THIS IS ARCHIVED DOCUMENTATION

Understanding the AddActiveDirectoryIdentity Pipeline Processor

This is for:

Developer System Administrator

On-Premises only

When using Sitecore to host an intranet, it can be very useful to use the Sitecore Active Directory (AD) module. It allows you to grant Sitecore permissions to Active Directory users just like with regular Sitecore users. In this kind of use case, chances are that you will want to search for documents secured with Active Directory directly from Sitecore. This is where the AddActiveDirectoryIdentity processor comes in.

The AddActiveDirectoryIdentity processor provides a way to map a Sitecore domain to an Active Directory domain.
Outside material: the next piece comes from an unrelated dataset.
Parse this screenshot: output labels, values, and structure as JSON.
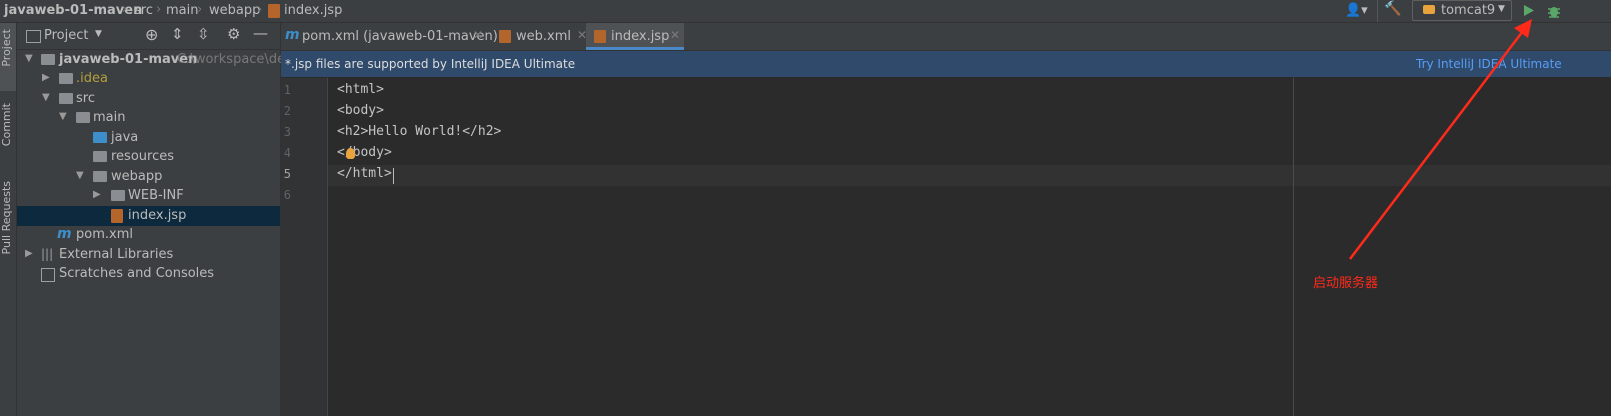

When used with the Sitecore Active Directory module, you can retrieve, with minimal configuration, the external documents secured with Active Directory permissions.

The Coveo.SearchProvider.Rest.config file comes with a preconfigured example of the processor.

<!-- This processor maps Sitecore users to Active Directory users by following a domain mapping. -->
<!--
<processor type="Coveo.SearchProvider.Rest.Processors.GetSearchUserIdentities.AddActiveDirectoryIdentity, Coveo.SearchProvider.Rest">
  <domainMappings hint="raw:AddDomainMapping">
    <domainMapping sitecoreDomain="ad" adDomain="acme.corp.com" />
  </domainMappings>
</processor>
-->
  1. The sitecoreDomain attribute represents the domain name as configured in the Sitecore membership provider. The prefix ad is often used in the Sitecore documentation as an example.
  2. The adDomain attribute represents the real Active Directory domain name. Replace acme.corp.com with your own Active Directory domain name.
  3. Copy the <processor> element to your Coveo.SearchProvider.Rest.Custom.config file and uncomment it to activate the pipeline processor.

When active, the processor will take the current Sitecore user (ad\myUser) and will inject it the Active Directory user (acme.corp.com\myUser). The usernames must be the same in Sitecore and Active Directory. Otherwise, the processor won’t be able to provide a working user identity.